Improvement method: Open an object on the stack in the main function, without destructuring, the object will reclaim memory by itself, the following code:
int main()
{
B b;
A* p = &b;
cout << "main p:" << p << endl;
p->func();
return 0;
}
The results are as follows:
3. The problem of diamond inheritance solved by virtual base class
Regarding diamond inheritance, there are indirect inheritance and other problematic inheritance methods as shown in the following figure:
This has design problems, and the derived class has multiple copies of the indirect base class data.
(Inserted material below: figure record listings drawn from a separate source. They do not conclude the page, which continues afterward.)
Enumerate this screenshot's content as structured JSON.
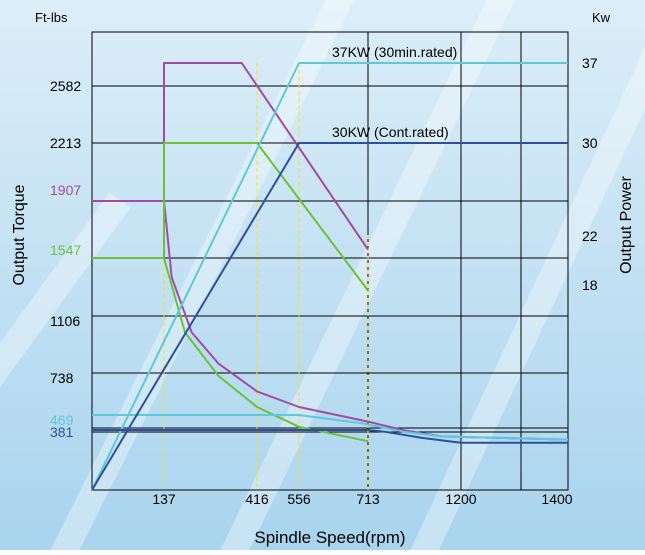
{
  "colors": {
    "background_top": "#dceef8",
    "background_bottom": "#a9d4ee",
    "grid": "#000000",
    "guide": "#ffe000",
    "purple": "#a24aa4",
    "green": "#6cc136",
    "cyan": "#5cc9d9",
    "blue": "#2d4fa1"
  },
  "chart_data": {
    "type": "line",
    "xlabel": "Spindle Speed(rpm)",
    "ylabel_left": "Output Torque",
    "ylabel_right": "Output Power",
    "unit_left": "Ft-lbs",
    "unit_right": "Kw",
    "xlim": [
      0,
      1400
    ],
    "x_ticks": [
      137,
      416,
      556,
      713,
      1200,
      1400
    ],
    "x_gridlines": [
      713,
      1200
    ],
    "y_ticks_left": [
      "2582",
      "2213",
      "1907",
      "1547",
      "1106",
      "738",
      "469",
      "381"
    ],
    "y_ticks_right": [
      "37",
      "30",
      "22",
      "18"
    ],
    "annotations": [
      "37KW (30min.rated)",
      "30KW (Cont.rated)"
    ],
    "series": [
      {
        "color": "#a24aa4",
        "label_value": "1907",
        "points": [
          [
            0,
            1907
          ],
          [
            137,
            1907
          ],
          [
            137,
            2800
          ],
          [
            370,
            2800
          ],
          [
            713,
            1600
          ]
        ]
      },
      {
        "color": "#a24aa4",
        "points": [
          [
            137,
            1907
          ],
          [
            160,
            1400
          ],
          [
            220,
            1000
          ],
          [
            300,
            800
          ],
          [
            416,
            620
          ],
          [
            556,
            520
          ],
          [
            713,
            430
          ],
          [
            900,
            380
          ],
          [
            1100,
            340
          ],
          [
            1400,
            320
          ]
        ]
      },
      {
        "color": "#6cc136",
        "label_value": "1547",
        "points": [
          [
            0,
            1547
          ],
          [
            137,
            1547
          ],
          [
            137,
            2213
          ],
          [
            416,
            2213
          ],
          [
            713,
            1300
          ]
        ]
      },
      {
        "color": "#6cc136",
        "points": [
          [
            137,
            1547
          ],
          [
            200,
            1000
          ],
          [
            300,
            720
          ],
          [
            416,
            520
          ],
          [
            556,
            400
          ],
          [
            713,
            310
          ]
        ]
      },
      {
        "color": "#5cc9d9",
        "label_value": "469",
        "points": [
          [
            0,
            469
          ],
          [
            556,
            469
          ],
          [
            700,
            420
          ],
          [
            900,
            370
          ],
          [
            1100,
            340
          ],
          [
            1400,
            320
          ]
        ]
      },
      {
        "color": "#5cc9d9",
        "points": [
          [
            0,
            0
          ],
          [
            556,
            2800
          ],
          [
            1400,
            2800
          ]
        ]
      },
      {
        "color": "#2d4fa1",
        "label_value": "381",
        "points": [
          [
            0,
            381
          ],
          [
            556,
            381
          ],
          [
            713,
            381
          ],
          [
            800,
            370
          ],
          [
            1000,
            330
          ],
          [
            1200,
            300
          ],
          [
            1400,
            300
          ]
        ]
      },
      {
        "color": "#2d4fa1",
        "points": [
          [
            0,
            0
          ],
          [
            556,
            2213
          ],
          [
            1400,
            2213
          ]
        ]
      }
    ]
  }
}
For example, ma in the picture. Corresponding to a specific class, if ma is a name attribute, then there will be two names in the D object to raise objections.
For the diamond inheritance shown above, the code implementation is as follows:
class A
{
public:
A(int data) :ma(data) { cout << "A()" << endl;}
~A() { cout << "~A()" << endl; }
protected:
int ma;
};
class B :public A
{
public:
B(int data) :A(data),mb(data) { cout << "B()" << endl; }
~B() { cout << "~B()" << endl; }
protected:
int mb;
};
class C : public A
{
public:
C(int data) :A(data), mc(data) { cout << "C()" << endl; }
~C() { cout << "~C()" << endl; }
protected:
int mc;
};
class D :public B,public C
{
public:
}
~D() { cout << "~D()" << endl; }
protected:
int md;
};
int main()
{
D d(10);
return 0;
}
The results are as follows:
From this, we can draw the memory layout of D as follows:
we can clearly see the problem of multiple copies of indirect base classes. Therefore, we can use the virtual base class to solve the problem
so that we can access the data of ma through the offset indicated by the virtual pointer.
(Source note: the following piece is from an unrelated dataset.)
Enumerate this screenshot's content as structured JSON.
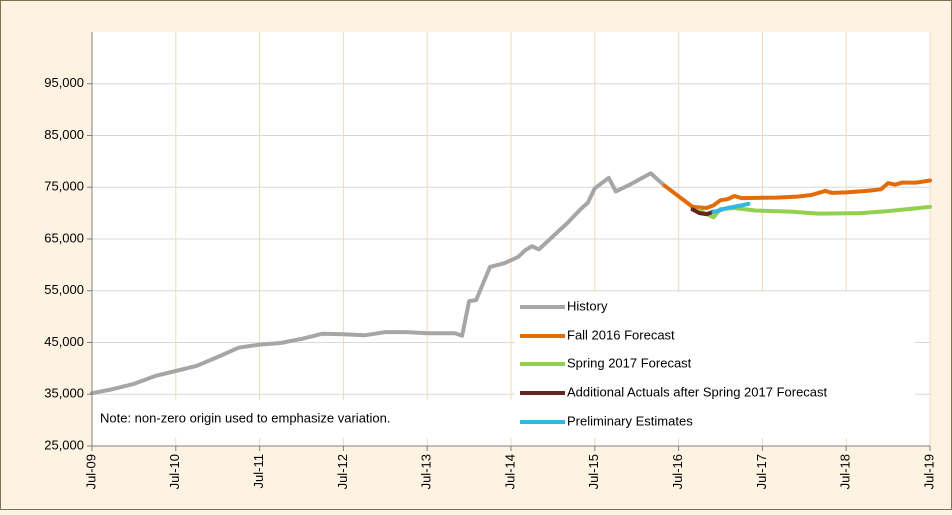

Here, we must pay attention to that, in class D, we must initialize class A, otherwise, there will be an error that the default constructor A cannot be found. The code is implemented as follows:
class A
{
public:
A(int data) :ma(data) { cout << "A()" << endl;}
~A() { cout << "~A()" << endl; }
protected:
int ma;
};
class B :virtual public A
{
public:
B(int data) :A(data),mb(data) { cout << "B()" << endl; }
~B() { cout << "~B()" << endl; }
protected:
int mb;
};
class C : virtual public A
{
public:
C(int data) :A(data), mc(data) { cout << "C()" << endl; }
~C() { cout << "~C()" << endl; }
protected:
int mc;
};
class D :public B,public C
{
public:
D(int data) :A(data),B(data), C(data),md(data) { cout << "B()" << endl; }
D(int data) : B(data), C(data), md(data) { cout << "B()" << endl; }
protected:
int md;
};
int main()
{
D d(10);
return 0;
}
The results of the operation are as follows:
the problem is solved by the virtual base class.